V. TEMYİZ İNCELEMESİ

1. Uyuşmazlık ve Hukuki Nitelendirme

Uyuşmazlık, ipoteğin paraya çevrilmesi yolu ile başlatılan ilamsız icra takibine vaki itirazın iptali istemine ilişkindir.

2. İlgili Hukuk

6100 sayılı Hukuk Muhakemeleri Kanunu’nun (6100 sayılı Kanun) 369 uncu maddesinin birinci fıkrası ile 370 ve 371 inci maddeleri, 6102 sayılı Kanun'un 680 ve 778/2 maddeleri, 2004 sayılı Kanun'un 67 nci maddesi ile 169/b maddesi.

3. Değerlendirme

Yapılan yargılama ve saptanan somut uyuşmazlık bakımından uygulanması gereken hukuk kuralları gözetildiğinde İlk Derece Mahkemesince verilen kararda bir isabetsizlik olmadığının anlaşılmasına göre yapılan istinaf başvurusunun 6100 sayılı Kanun'un 353 üncü maddesinin birinci fıkrasının (b) bendinin (1) numaralı alt bendi uyarınca Bölge Adliye Mahkemesince esastan reddine ilişkin kararın usul ve yasaya uygun olduğu kanısına varıldığından Bölge Adliye Mahkemesi kararının onanmasına karar vermek gerekmiştir.

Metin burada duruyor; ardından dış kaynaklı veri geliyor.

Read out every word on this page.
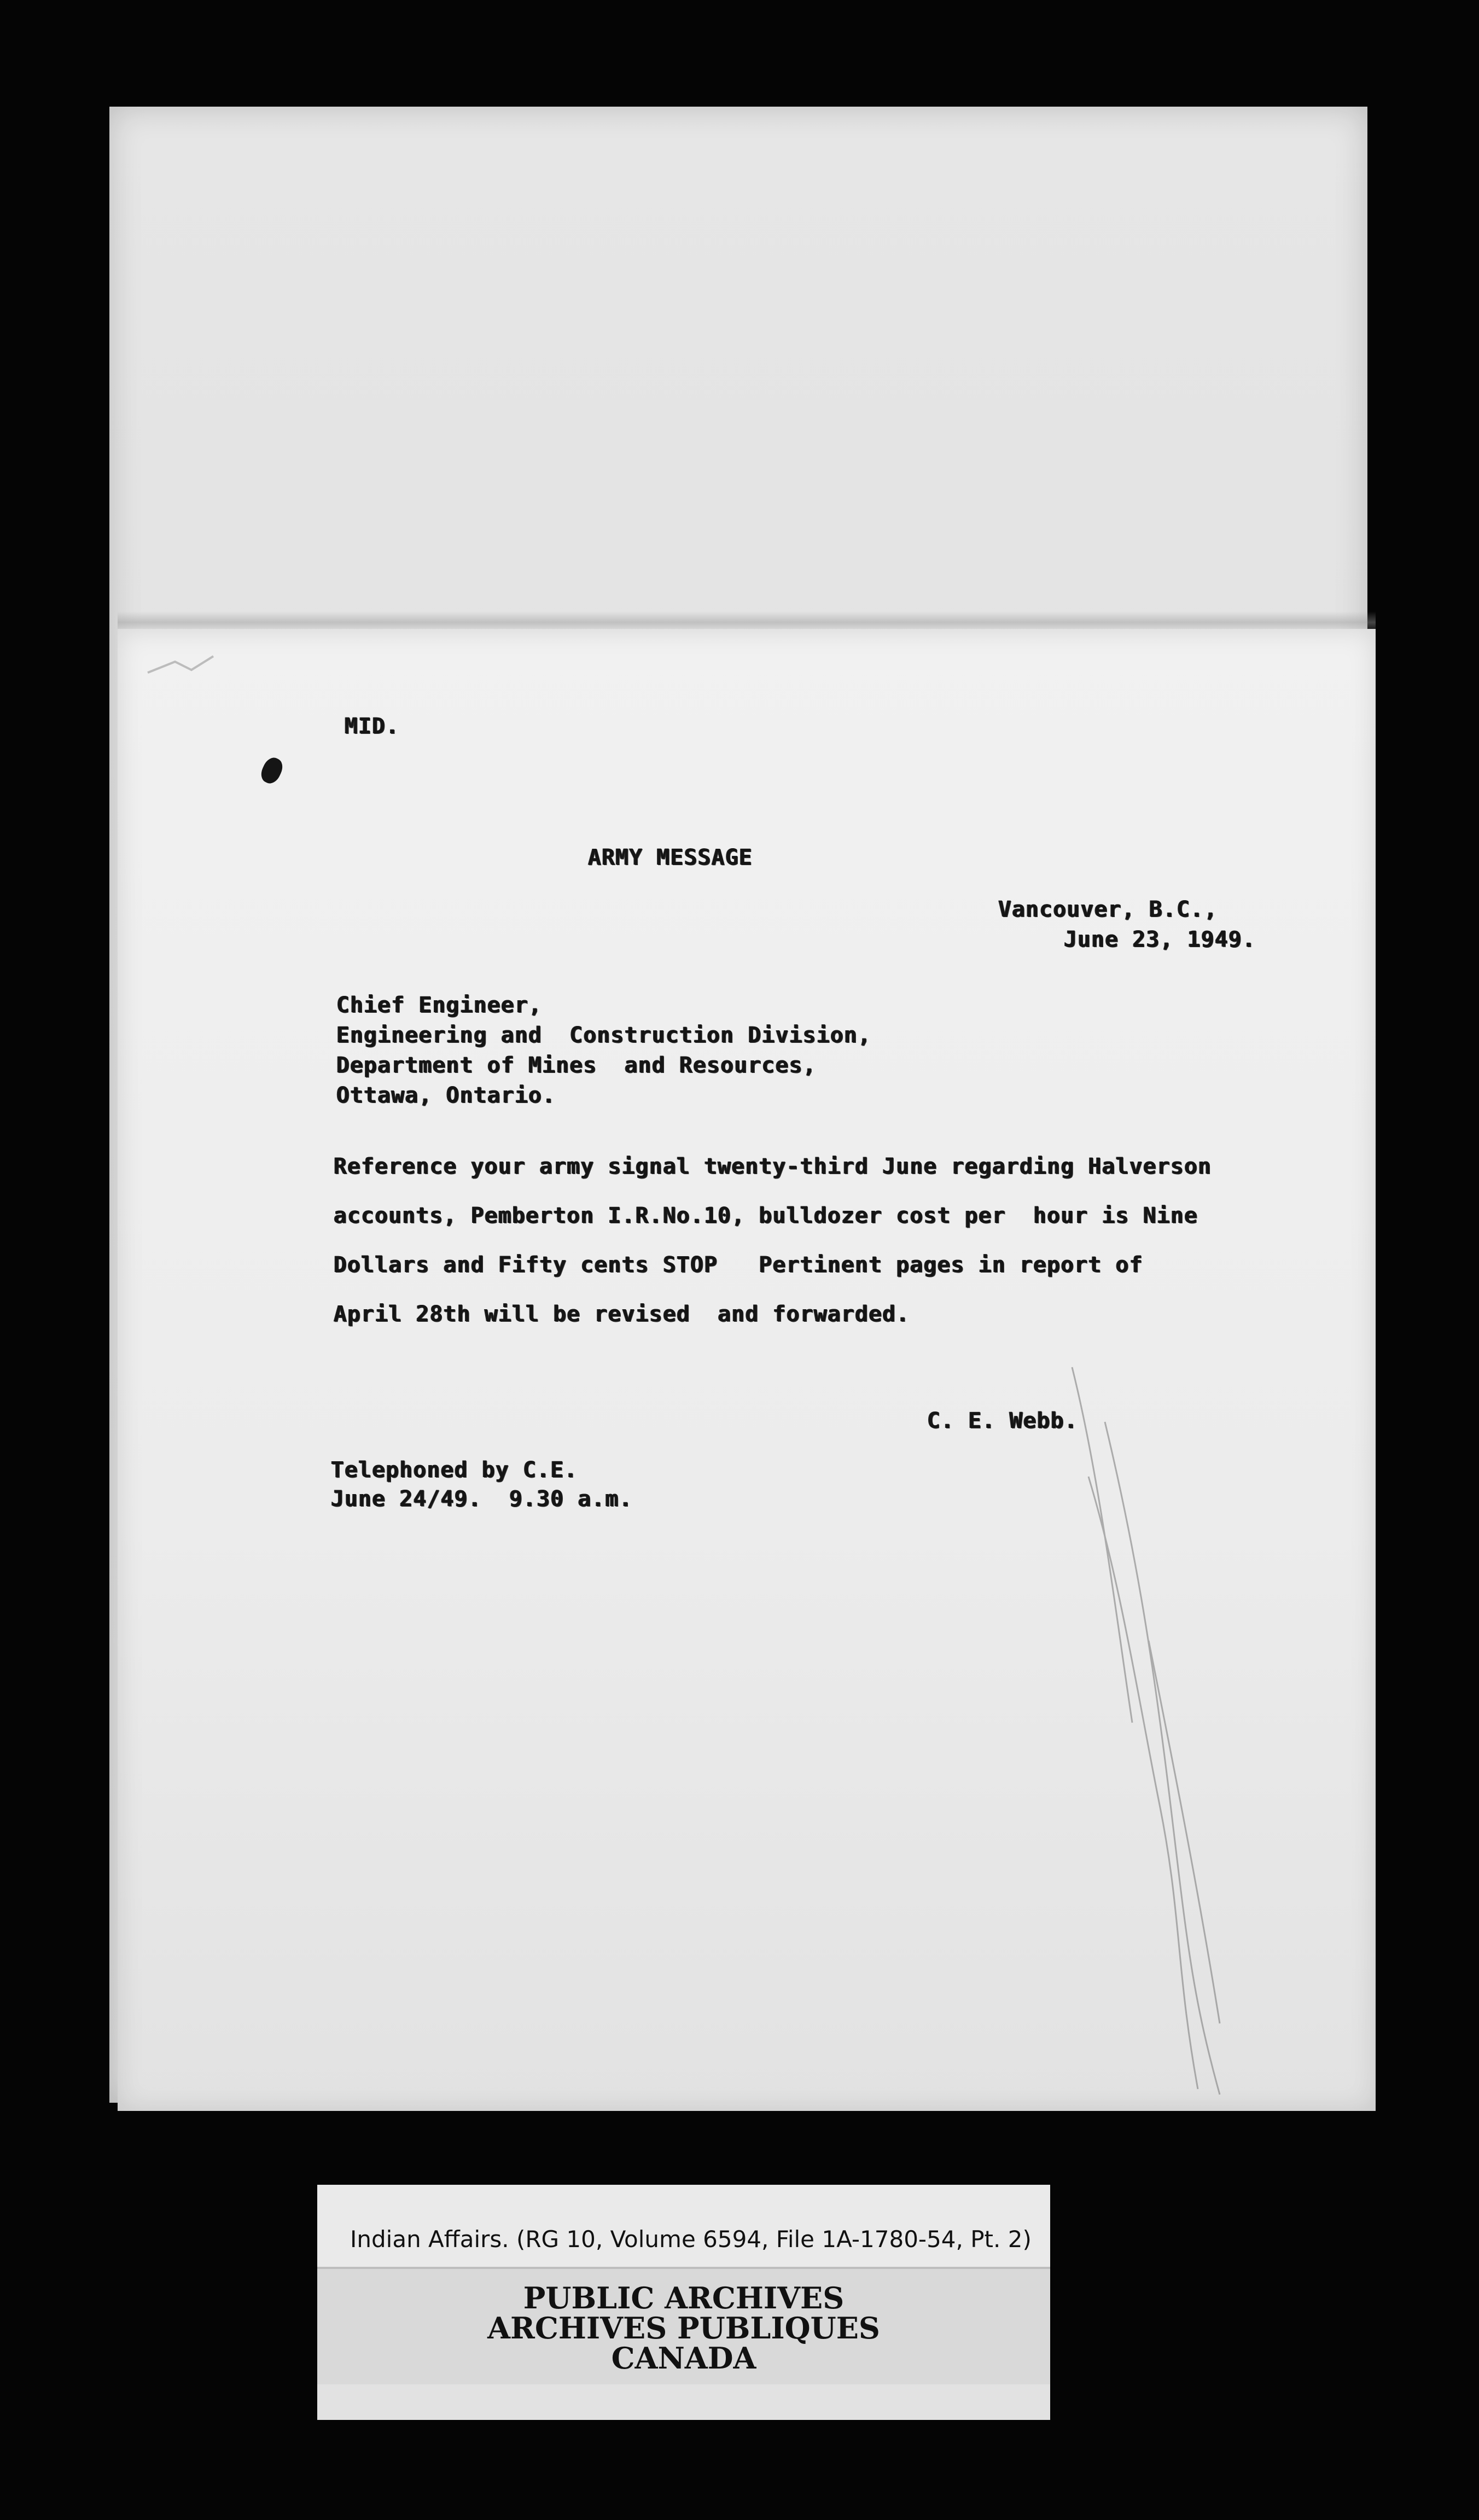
MID.
ARMY MESSAGE
Vancouver, B.C.,
June 23, 1949.
Chief Engineer,
Engineering and  Construction Division,
Department of Mines  and Resources,
Ottawa, Ontario.
Reference your army signal twenty-third June regarding Halverson
accounts, Pemberton I.R.No.10, bulldozer cost per  hour is Nine
Dollars and Fifty cents STOP   Pertinent pages in report of
April 28th will be revised  and forwarded.
C. E. Webb.
Telephoned by C.E.
June 24/49.  9.30 a.m.
Indian Affairs. (RG 10, Volume 6594, File 1A-1780-54, Pt. 2)
PUBLIC ARCHIVES
ARCHIVES PUBLIQUES
CANADA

VI. SONUÇ: Yukarıda açıklanan nedenlerle, davacı vekilinin temyiz istemlerinin reddi ile Bölge Adliye Mahkemesince verilen kararın 6100 sayılı Kanun'un 370 inci maddesinin birinci fıkrası uyarınca ONANMASINA, aynı Kanun'un 372 nci maddesi uyarınca işlem yapılmak üzere dava dosyasının İlk Derece Mahkemesine, kararın bir örneğinin Bölge Adliye Mahkemesine gönderilmesine, aşağıda yazılı temyiz giderinin temyiz edene yükletilmesine, 19.11.2024 tarihinde kesin olarak oybirliğiyle karar verildi.